At Barbacoas a great bridge had to be constructed over the Chagres, a river at that pint
about 300 feet wide, running through a deep and rocky channel, and subject to a rise of
forty feet of water in a single night. About this time the first president of the
railroad company, John L. Stephens, died, and his successor let the building of the bridge
and of the remainder of the line by contract. The bridge was nearly completed when a
sudden flood swept it away. After a whole year had been wasted and the contractors
were on the verge of bankruptcy, the company released them, and under a third president,
set out itself to complete, as it had begun, the work. Laborers had again become
scarce, and again operations had to be temporarily suspended for want of them.

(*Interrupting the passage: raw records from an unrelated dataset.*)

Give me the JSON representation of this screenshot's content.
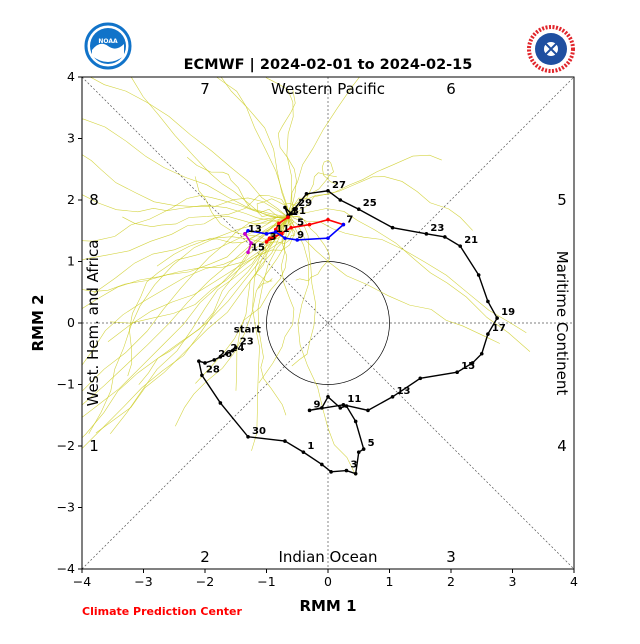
{
  "chart_data": {
    "type": "line",
    "title": "ECMWF | 2024-02-01 to 2024-02-15",
    "xlabel": "RMM 1",
    "ylabel": "RMM 2",
    "xlim": [
      -4,
      4
    ],
    "ylim": [
      -4,
      4
    ],
    "xticks": [
      "−4",
      "−3",
      "−2",
      "−1",
      "0",
      "1",
      "2",
      "3",
      "4"
    ],
    "yticks": [
      "−4",
      "−3",
      "−2",
      "−1",
      "0",
      "1",
      "2",
      "3",
      "4"
    ],
    "phases": [
      "1",
      "2",
      "3",
      "4",
      "5",
      "6",
      "7",
      "8"
    ],
    "regions": {
      "top": "Western Pacific",
      "bottom": "Indian Ocean",
      "left": "West. Hem. and Africa",
      "right": "Maritime Continent"
    },
    "start_label": "start",
    "credit": "Climate Prediction Center",
    "colors": {
      "observed": "#000000",
      "forecast_week1": "#ff0000",
      "forecast_week2": "#0000ff",
      "forecast_tail": "#cc00cc",
      "ensemble": "#cccc22",
      "noaa_blue": "#1173c9",
      "nws_red": "#e1252b"
    },
    "observed": {
      "points": [
        [
          -1.5,
          -0.4
        ],
        [
          -1.55,
          -0.45
        ],
        [
          -1.65,
          -0.5
        ],
        [
          -1.75,
          -0.55
        ],
        [
          -1.85,
          -0.6
        ],
        [
          -2.0,
          -0.65
        ],
        [
          -2.1,
          -0.62
        ],
        [
          -2.05,
          -0.85
        ],
        [
          -1.75,
          -1.3
        ],
        [
          -1.3,
          -1.85
        ],
        [
          -0.7,
          -1.92
        ],
        [
          -0.4,
          -2.1
        ],
        [
          -0.1,
          -2.3
        ],
        [
          0.05,
          -2.42
        ],
        [
          0.3,
          -2.4
        ],
        [
          0.45,
          -2.45
        ],
        [
          0.5,
          -2.1
        ],
        [
          0.58,
          -2.05
        ],
        [
          0.45,
          -1.6
        ],
        [
          0.3,
          -1.35
        ],
        [
          0.2,
          -1.38
        ],
        [
          0.0,
          -1.2
        ],
        [
          -0.1,
          -1.38
        ],
        [
          -0.3,
          -1.42
        ],
        [
          0.25,
          -1.33
        ],
        [
          0.65,
          -1.42
        ],
        [
          1.05,
          -1.2
        ],
        [
          1.5,
          -0.9
        ],
        [
          2.1,
          -0.8
        ],
        [
          2.35,
          -0.65
        ],
        [
          2.5,
          -0.5
        ],
        [
          2.6,
          -0.18
        ],
        [
          2.75,
          0.08
        ],
        [
          2.6,
          0.35
        ],
        [
          2.45,
          0.78
        ],
        [
          2.15,
          1.25
        ],
        [
          1.9,
          1.4
        ],
        [
          1.6,
          1.45
        ],
        [
          1.05,
          1.55
        ],
        [
          0.5,
          1.85
        ],
        [
          0.2,
          2.0
        ],
        [
          0.0,
          2.15
        ],
        [
          -0.35,
          2.1
        ],
        [
          -0.55,
          1.85
        ],
        [
          -0.65,
          1.75
        ],
        [
          -0.7,
          1.88
        ],
        [
          -0.6,
          1.78
        ],
        [
          -0.65,
          1.72
        ]
      ],
      "labels": [
        {
          "text": "23",
          "x": -1.5,
          "y": -0.4
        },
        {
          "text": "24",
          "x": -1.65,
          "y": -0.5
        },
        {
          "text": "26",
          "x": -1.85,
          "y": -0.6
        },
        {
          "text": "28",
          "x": -2.05,
          "y": -0.85
        },
        {
          "text": "30",
          "x": -1.3,
          "y": -1.85
        },
        {
          "text": "1",
          "x": -0.4,
          "y": -2.1
        },
        {
          "text": "3",
          "x": 0.3,
          "y": -2.4
        },
        {
          "text": "5",
          "x": 0.58,
          "y": -2.05
        },
        {
          "text": "9",
          "x": -0.3,
          "y": -1.42
        },
        {
          "text": "11",
          "x": 0.25,
          "y": -1.33
        },
        {
          "text": "13",
          "x": 1.05,
          "y": -1.2
        },
        {
          "text": "15",
          "x": 2.1,
          "y": -0.8
        },
        {
          "text": "17",
          "x": 2.6,
          "y": -0.18
        },
        {
          "text": "19",
          "x": 2.75,
          "y": 0.08
        },
        {
          "text": "21",
          "x": 2.15,
          "y": 1.25
        },
        {
          "text": "23",
          "x": 1.6,
          "y": 1.45
        },
        {
          "text": "25",
          "x": 0.5,
          "y": 1.85
        },
        {
          "text": "27",
          "x": 0.0,
          "y": 2.15
        },
        {
          "text": "29",
          "x": -0.55,
          "y": 1.85
        },
        {
          "text": "31",
          "x": -0.65,
          "y": 1.72
        }
      ]
    },
    "forecast_week1": [
      [
        -0.65,
        1.72
      ],
      [
        -0.8,
        1.62
      ],
      [
        -0.85,
        1.52
      ],
      [
        -0.75,
        1.45
      ],
      [
        -0.95,
        1.38
      ],
      [
        -1.0,
        1.32
      ],
      [
        -0.6,
        1.55
      ],
      [
        -0.3,
        1.6
      ],
      [
        0.0,
        1.68
      ],
      [
        0.25,
        1.6
      ]
    ],
    "forecast_week2": [
      [
        0.25,
        1.6
      ],
      [
        0.0,
        1.38
      ],
      [
        -0.5,
        1.35
      ],
      [
        -0.7,
        1.38
      ],
      [
        -0.85,
        1.48
      ],
      [
        -1.0,
        1.45
      ],
      [
        -1.3,
        1.5
      ],
      [
        -1.35,
        1.45
      ]
    ],
    "forecast_tail": [
      [
        -1.35,
        1.45
      ],
      [
        -1.25,
        1.3
      ],
      [
        -1.3,
        1.15
      ]
    ],
    "forecast_labels": [
      {
        "text": "1",
        "x": -0.65,
        "y": 1.72
      },
      {
        "text": "3",
        "x": -1.0,
        "y": 1.32
      },
      {
        "text": "5",
        "x": -0.55,
        "y": 1.55
      },
      {
        "text": "7",
        "x": 0.25,
        "y": 1.6
      },
      {
        "text": "9",
        "x": -0.55,
        "y": 1.35
      },
      {
        "text": "11",
        "x": -0.9,
        "y": 1.45
      },
      {
        "text": "13",
        "x": -1.35,
        "y": 1.45
      },
      {
        "text": "15",
        "x": -1.3,
        "y": 1.15
      }
    ]
  }
}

Agents were the sent in haste to Hindostan, to Chine, to Ireland, and to all countries of
continental Europe, and a force of several thousand men was gathered together and taken to
the Isthmus. Of these a thousand were Chinese coolies, of whom great things were
expected, but some few of their number having died of fever, the rest were seized with
nostalgic melancholia and developed a suicidal mania, and scores of them took their own
lives. In the end scarcely 200 Chinese left the Isthmus alive. The other
workers also fell victims to sickness, and many of them had to be reshipped to the points
whence they came. Despite all difficulties, however, a massive timber bridge was
eventually thrown successfully across the river at Barbacoas.
By January, 1855, the crest of the divide at Culebra, a distance of thirty-seven miles
from Colon, was reached. Here the workers rested, and awaited the coming of their
collaborators from Panama, who were pushing their eleven-mile section up the valley of the
Rio Grande. On that side the engineering difficulties had not been so great, the
route did not lie through swamps, and the workmen were less liable to fatal sicknesses.
At midnight on January 27, 1855, in the midst of a torrent of rain, the last rail
was laid, and the two ends of the road were connected. The next day a locomotive
passed from sea to sea. It was a great engineering triumph and a great testimony to
the push, energy, and faith of its originators. The summit grade was 258 feet above
the sea-level. The entire length of the road was forty-seven and three-quarter
miles, and it had required the construction of 170 bridges and culverts, one of the
bridges being more than 600 feet in length.
Although the railroad was open, the company's work was by no means completed. For
the great traffic expected, preparations had to be made, including additional tracks at
each terminus, needed side-tracks at different points, and passenger and freight depots.
Owing to the haste to get the road constructed through to Panama, much of the work
had been temporary in character, especially bridges, culverts, and trestles. The
trestles were converted into solid embankments; the wooden bridges were replaced with
iron; the ties of native wood, which were already rapidly decaying, were removed and
replaced with ties of lignum-vitae brought from Cartagena. This wood was so hard
that it had be bored before the spikes could be driven in, and so durable that, when taken
up in 1910, because of the relocation of the line, the ties were found to be still
unrotted. In addition to all this work, both of the new and the replacement order,
additional engines and cars had to be provided.